Importantly, BP has already lost so much market value that it would be unlikely to be hit too hard in another downwards correction. If a major market meltdown is ahead, the brunt of the damage will be born by other stocks; the energy sector has already taken its punishment!
Following on the theme that the best way to position a portfolio for the next market meltdown may be to look at the current set of under-performers, our next pick is banking giant Barclays.
Barclays share price has slid nearly 7% over June, but there are good reasons to see the bank as something that would hold up well over the next meltdown. Demand for consumer credit is understandably weak in the UK right now, but this should be set to change over the summer and more and more normality returns to daily life.
However, the reason we really like Barclays right now and see it as a potentially good buy before the next market meltdown is that Barclays has successfully cut costs while simultaneously expanding in targeted areas.
As anyone with any experience in management will know, these two things are very, very hard to achieve at the same time! Barclays has been quick to take advantage of cost-cutting measures made possible by the pandemic.
For example, they recently declared that they were merging their investment banking staff offices into their main HQ, citing reduced need for office space due to many staff working from home.
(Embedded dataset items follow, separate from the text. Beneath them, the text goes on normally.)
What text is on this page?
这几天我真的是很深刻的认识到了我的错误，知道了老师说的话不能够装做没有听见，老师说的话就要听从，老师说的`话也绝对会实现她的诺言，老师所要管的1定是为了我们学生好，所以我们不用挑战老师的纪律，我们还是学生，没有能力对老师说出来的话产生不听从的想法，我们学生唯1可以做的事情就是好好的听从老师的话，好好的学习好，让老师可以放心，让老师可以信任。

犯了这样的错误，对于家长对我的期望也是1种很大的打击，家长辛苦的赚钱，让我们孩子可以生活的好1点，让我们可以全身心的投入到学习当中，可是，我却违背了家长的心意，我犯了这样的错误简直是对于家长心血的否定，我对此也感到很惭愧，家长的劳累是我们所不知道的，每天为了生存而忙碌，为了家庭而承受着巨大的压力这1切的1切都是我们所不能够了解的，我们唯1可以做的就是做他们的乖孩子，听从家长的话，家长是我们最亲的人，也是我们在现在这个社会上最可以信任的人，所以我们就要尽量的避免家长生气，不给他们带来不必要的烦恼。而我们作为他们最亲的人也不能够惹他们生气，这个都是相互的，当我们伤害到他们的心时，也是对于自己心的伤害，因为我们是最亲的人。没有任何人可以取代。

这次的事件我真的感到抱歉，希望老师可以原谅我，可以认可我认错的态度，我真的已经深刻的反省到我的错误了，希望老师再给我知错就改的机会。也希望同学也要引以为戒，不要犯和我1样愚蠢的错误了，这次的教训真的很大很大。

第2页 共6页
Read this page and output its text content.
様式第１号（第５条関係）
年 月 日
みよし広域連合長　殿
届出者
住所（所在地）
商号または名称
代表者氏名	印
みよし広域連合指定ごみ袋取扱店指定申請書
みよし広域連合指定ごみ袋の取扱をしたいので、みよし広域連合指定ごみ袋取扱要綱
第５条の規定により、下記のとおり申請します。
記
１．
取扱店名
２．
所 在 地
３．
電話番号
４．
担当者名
These and other savvy savings will soon be stretching their margins. At the same time, they are expanding their EMEA investment banking division in an attempt to boost one of their most profitable areas of business. Barclays, therefore, look cheap right now, as well as being resilient and ready for the future.
A market meltdown would be unlikely to trash Barclays and more than any other cyclical stock, and maybe Barclays would hold up better than other less cost-efficient UK banks.
3. Rio Tinto
Finally, where else to look to park some cash before a possible market meltdown but a global mining and commodities giant? Rio Tinto has several things going for them right now, and there is a strong argument that their shares could provide a great hedge against a coming market correction.
Talk about a so-called commodities “super-cycle” may have cooled recently, but the fact is the world’s thirst for commodities is only going to grow over the coming years.
Firstly, the switch to renewables already mentioned above has something in common with the drive to make industrial processes more sustainable – both require large amounts of metals and other commodities to make these dreams a reality. As such, long term demand for Rio Tinto’s services seems to be beyond doubt, so the business model is looking solid above and beyond the next cycle. The same can’t be said for the various growth stocks that rise on every upswing, but crash and burn when things turn south.
Secondly, Rio Tinto is a famed dividend payer, and again this bodes well for the stock ahead of the next market meltdown. In such times, investors tend to sell out of risky growth stocks and into dividend aristocrats like Rio Tinto. 2020 saw the shares yield a dividend of 6.2%, and dividends have increased 7 times in the last 10 years. As such, Rio Tinto stockholders have little to fear from the next market meltdown.